Joyce Xi in San Francisco in December 2018.

The government’s scapegoating of people like my father is part of a broader history of anti-Asian violence and xenophobia. Asian communities in America have long been viewed as perpetual foreigners and national security threats, dating to the Chinese Exclusion Act of 1882 and the Immigration Act of 1917, which barred people from China and the Asia-Pacific region from immigrating to the United States for decades.

During World War II, the government infamously incarcerated 120,000 Japanese Americans in the name of national security. The United States has promoted wars and militarization in places like the Philippines, Korea, Vietnam, Cambodia and Laos that have dehumanized Asian people in the public imagination, and that have killed, traumatized and displaced many.

Now, the U.S. government is deporting Southeast Asian refugees who fled these wars. After 9/11, law enforcement vastly expanded its surveillance, harassment and criminalization of Muslim, Arab and South Asian communities, discriminating against them in the name of national security. And when COVID-19 hit, Trump resorted to blatant racism, calling it the “China virus” and “kung flu.” 

Against this backdrop, countless Asians in America have been subject to violence and vitriol. The recent anti-Asian attacks have various causes, but with the government’s own xenophobic actions and rhetoric, it is no surprise these assaults on our communities have been widespread.

Like many, I worry for myself, friends and family amidst these hyper-visible attacks.
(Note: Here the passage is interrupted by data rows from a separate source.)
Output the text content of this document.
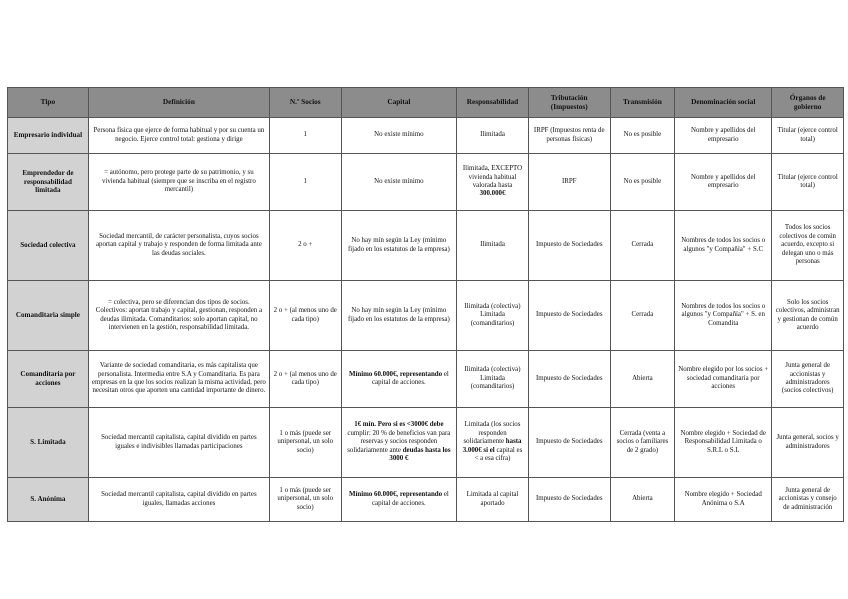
Tipo	Definición	N.º Socios	Capital	Responsabilidad	Tributación (Impuestos)	Transmisión	Denominación social	Órganos de gobierno
Empresario individual	Persona física que ejerce de forma habitual y por su cuenta un negocio. Ejerce control total: gestiona y dirige	1	No existe mínimo	Ilimitada	IRPF (Impuestos renta de personas físicas)	No es posible	Nombre y apellidos del empresario	Titular (ejerce control total)
Emprendedor de responsabilidad limitada	= autónomo, pero protege parte de su patrimonio, y su vivienda habitual (siempre que se inscriba en el registro mercantil)	1	No existe mínimo	Ilimitada, EXCEPTO vivienda habitual valorada hasta 300.000€	IRPF	No es posible	Nombre y apellidos del empresario	Titular (ejerce control total)
Sociedad colectiva	Sociedad mercantil, de carácter personalista, cuyos socios aportan capital y trabajo y responden de forma limitada ante las deudas sociales.	2 o +	No hay mín según la Ley (mínimo fijado en los estatutos de la empresa)	Ilimitada	Impuesto de Sociedades	Cerrada	Nombres de todos los socios o algunos "y Compañía" + S.C	Todos los socios colectivos de común acuerdo, excepto si delegan uno o más personas
Comanditaria simple	= colectiva, pero se diferencian dos tipos de socios. Colectivos: aportan trabajo y capital, gestionan, responden a deudas ilimitada. Comanditarios: solo aportan capital, no intervienen en la gestión, responsabilidad limitada.	2 o + (al menos uno de cada tipo)	No hay mín según la Ley (mínimo fijado en los estatutos de la empresa)	Ilimitada (colectiva) Limitada (comanditarios)	Impuesto de Sociedades	Cerrada	Nombres de todos los socios o algunos "y Compañía" + S. en Comandita	Solo los socios colectivos, administran y gestionan de común acuerdo
Comanditaria por acciones	Variante de sociedad comanditaria, es más capitalista que personalista. Intermedia entre S.A y Comanditaria. Es para empresas en la que los socios realizan la misma actividad, pero necesitan otros que aporten una cantidad importante de dinero.	2 o + (al menos uno de cada tipo)	Mínimo 60.000€, representando el capital de acciones.	Ilimitada (colectiva) Limitada (comanditarios)	Impuesto de Sociedades	Abierta	Nombre elegido por los socios + sociedad comanditaria por acciones	Junta general de accionistas y administradores (socios colectivos)
S. Limitada	Sociedad mercantil capitalista, capital dividido en partes iguales e indivisibles llamadas participaciones	1 o más (puede ser unipersonal, un solo socio)	1€ mín. Pero si es <3000€ debe cumplir: 20 % de beneficios van para reservas y socios responden solidariamente ante deudas hasta los 3000 €	Limitada (los socios responden solidariamente hasta 3.000€ si el capital es < a esa cifra)	Impuesto de Sociedades	Cerrada (venta a socios o familiares de 2 grado)	Nombre elegido + Sociedad de Responsabilidad Limitada o S.R.L o S.L	Junta general, socios y administradores
S. Anónima	Sociedad mercantil capitalista, capital dividido en partes iguales, llamadas acciones	1 o más (puede ser unipersonal, un solo socio)	Mínimo 60.000€, representando el capital de acciones.	Limitada al capital aportado	Impuesto de Sociedades	Abierta	Nombre elegido + Sociedad Anónima o S.A	Junta general de accionistas y consejo de administración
But I take no comfort in the federal government saying it will protect Asian Americans by increasing the power of the very agencies that helped create conditions for violence. To meaningfully address anti-Asian violence, the U.S. government must end its own racist policies and account for past wrongdoing. And my family will be appealing the court’s dismissal of our claims. We will continue to fight to end racialized targeting of our communities.

Joyce Xi is the daughter of Xiaoxing Xi, a Chinese American scientist who was wrongfully prosecuted by the U.S. government.